Dr. Shane Hall explores the democratic imagination through literature



Staff Writer

Dr. Shane Hall is a first-year professor at Salisbury University in the Environmental Studies department, but he focuses on the intersections of art, nature and culture.

An avid literature fan himself, Dr. Hall often studies environmental literature, which he describes as “the white man hiking” genre because these types of stories dominate a majority of popular American nature stories.

However, Dr. Hall believes that this is a reflection of the nation’s cultural values.

This comes from a widely agreed upon concept that all forms of arts are representative of how people see the world.

He explored the meaning of the word ‘represent’, using the literal definition “to make present again.” If certain groups are not properly represented in everyday culture, they will be less present in different art forms like literature.

“For many, this is a narrative of oppression and exclusion,” Dr. Hall said.

Dr. Hall has recognized the lack of representation of certain demographics in his line of work.

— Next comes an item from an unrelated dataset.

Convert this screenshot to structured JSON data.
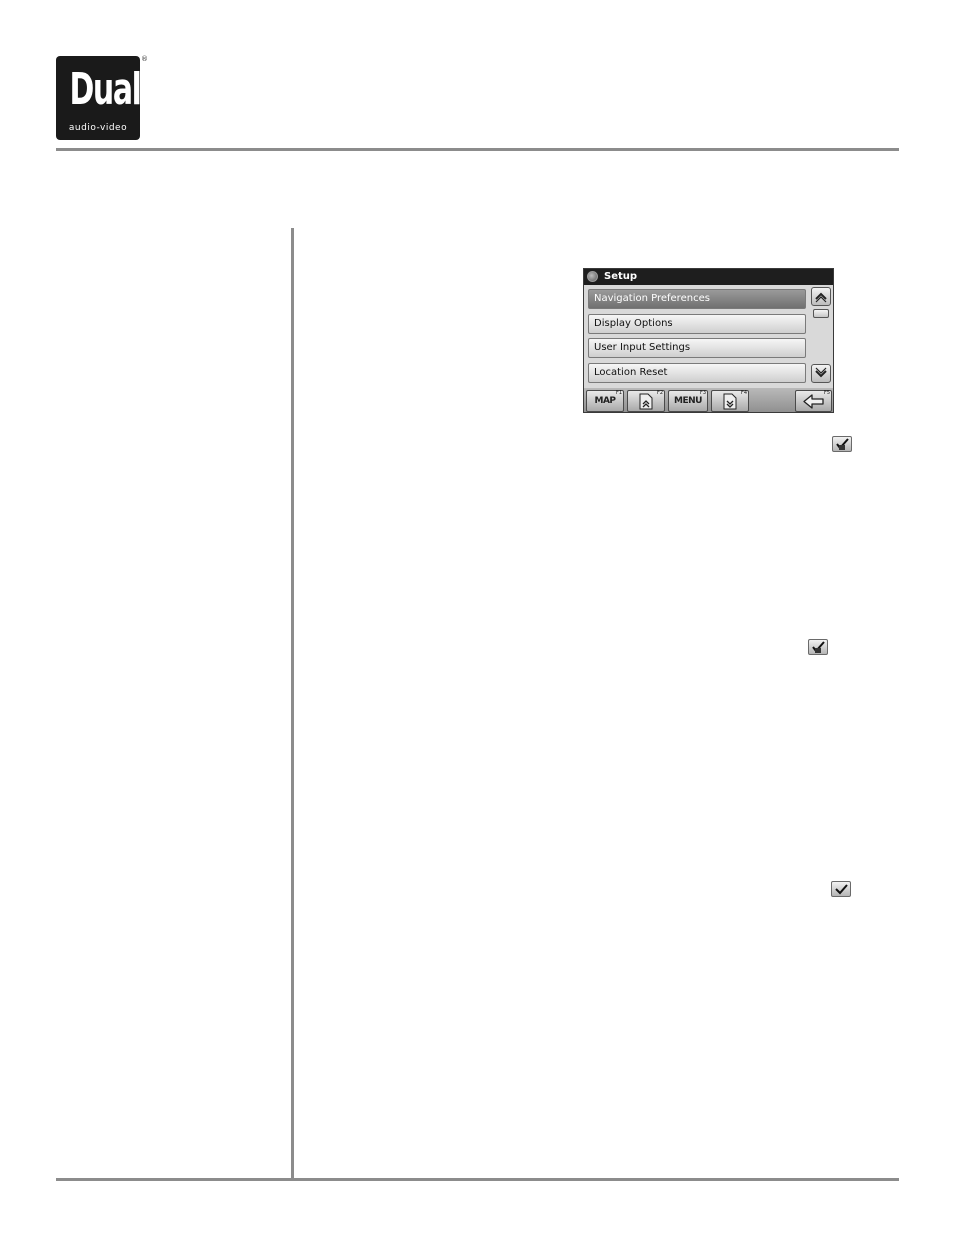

Dr. Hall used this graph to quantify the lack of diversity in the U.S. environmental industry. Source:

According to Dr. Hall, people of color presently make up 36 percent of the nation and minorities are consistently more concerned about issues like climate change than white people.

He suggests that this vast underrepresentation of minorities in the environmental industry may be due to unfairly biased hiring processes.

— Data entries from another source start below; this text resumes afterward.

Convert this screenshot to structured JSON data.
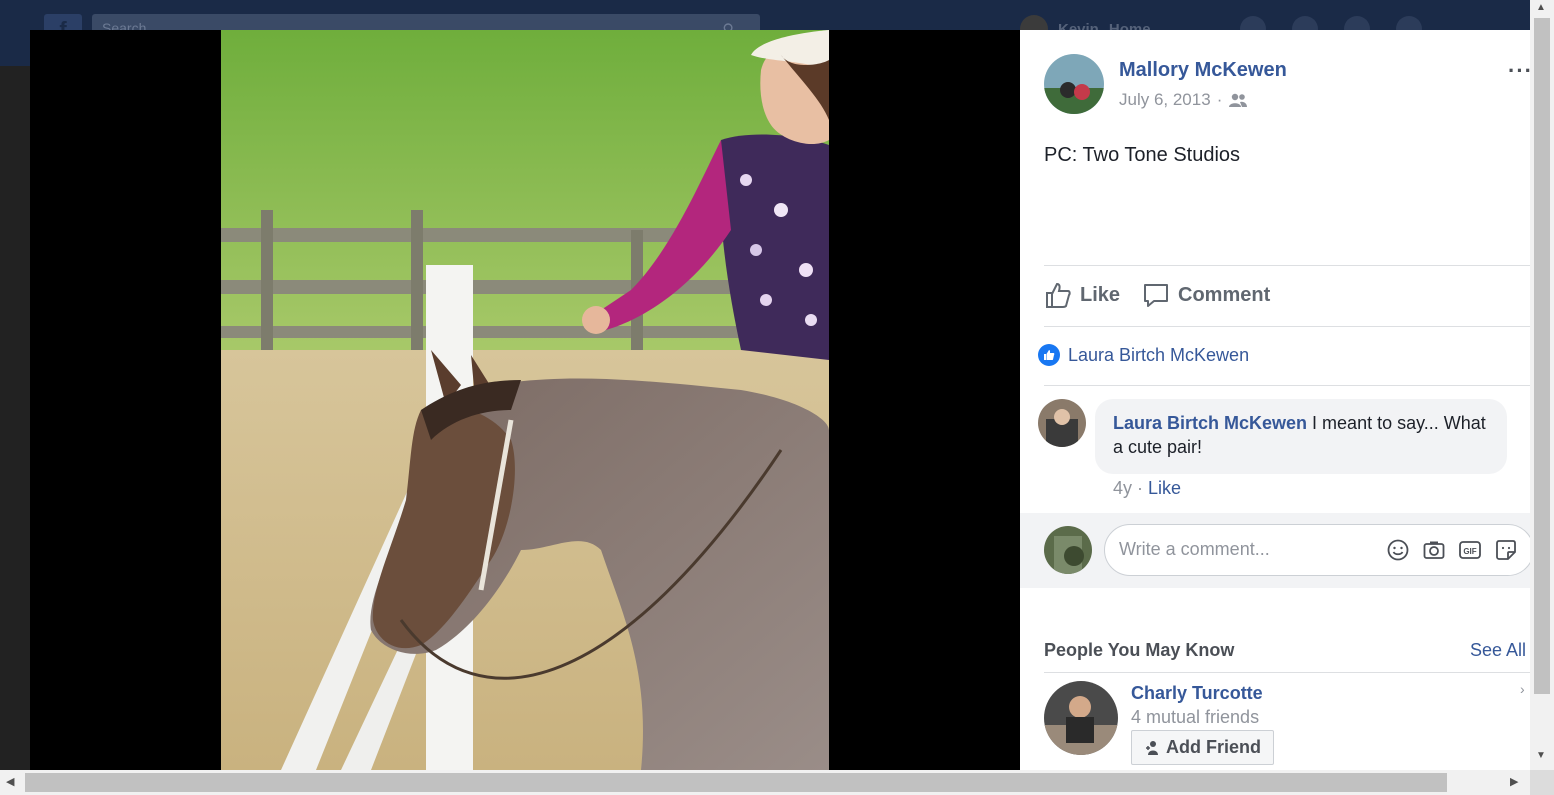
{
  "background": {
    "search_placeholder": "Search",
    "user_name": "Kevin",
    "home_label": "Home"
  },
  "post": {
    "author": "Mallory McKewen",
    "date": "July 6, 2013",
    "separator": "·",
    "audience_icon": "friends-icon",
    "more": "···",
    "text": "PC: Two Tone Studios"
  },
  "actions": {
    "like": "Like",
    "comment": "Comment"
  },
  "likes": {
    "names": "Laura Birtch McKewen"
  },
  "comment": {
    "author": "Laura Birtch McKewen",
    "text": " I meant to say... What a cute pair!",
    "age": "4y",
    "sep": " · ",
    "like": "Like"
  },
  "composer": {
    "placeholder": "Write a comment...",
    "icons": [
      "smiley-icon",
      "camera-icon",
      "gif-icon",
      "sticker-icon"
    ]
  },
  "pymk": {
    "title": "People You May Know",
    "see_all": "See All",
    "person": {
      "name": "Charly Turcotte",
      "mutual": "4 mutual friends",
      "add_label": "Add Friend"
    }
  },
  "colors": {
    "link": "#365899",
    "like_badge": "#1877f2",
    "stage": "#000000"
  }
}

Proposing a potential remedy, Dr. Hall argued that studying diverse literature can cultivate a more democratic imagination.  By exposing oneself to a variety of experiences and mindsets that may not be identical to one’s personal life experience it helps to foster this imagination.

This may lead to a growing sense of empathy, make people better communicators, expand critical thinking skills and enhance one’s attentiveness to ‘gray areas’ and ambiguity.

The lecture then transitioned into an interactive component, learning how to create a public narrative to better fulfill one’s democratic imagination. Each member of the audience was given a series of questions to prompt their narrative.

Participants were asked to describe a public issue that they were drawn to, how they are drawn to it, how their story might resonate with people in the community and how to change this issue.

Answered varied from the “massification” of individuals to issues like racism and income inequality.

Dr. Hall asked attendees to “make themselves a little uncomfortable” and share their narratives with the person next to them.

In closing, Dr. Hall shared a compelling poem about American democracy, Let America be America Again, by Langston Hughes.

He explained that he shared this piece with the class because although the piece is over eighty years old, he believes that it still describes a reality that exists within the nation.

This poem has recently grown in popularity, with many analysts comparing the satirical portion of the poem to Donald Trump’s election platform in last year’s election.  Experts agree that Hughes’ poem now has a renewed importance in today’s world.

The poem is satirical in nature, describing the “land of the free” but in the stanza breaks saying things such as “there’s never been equality for me, nor freedom in this homeland of the free.”

His writing tells the story of a group that is frequently overlooked by those who do experience the ‘American dream,’ “the millions who have nothing for our pay.”

The next lecture in PACE’s “Democracy Across the Disciplines” will be an interactive discussion entitled “Democracy Every Day” on Nov. 6.

Lectures are held Monday evenings at 7 p.m. in Fulton Hall, Room 111. All lectures in this series are open to any SU student as well as the general public.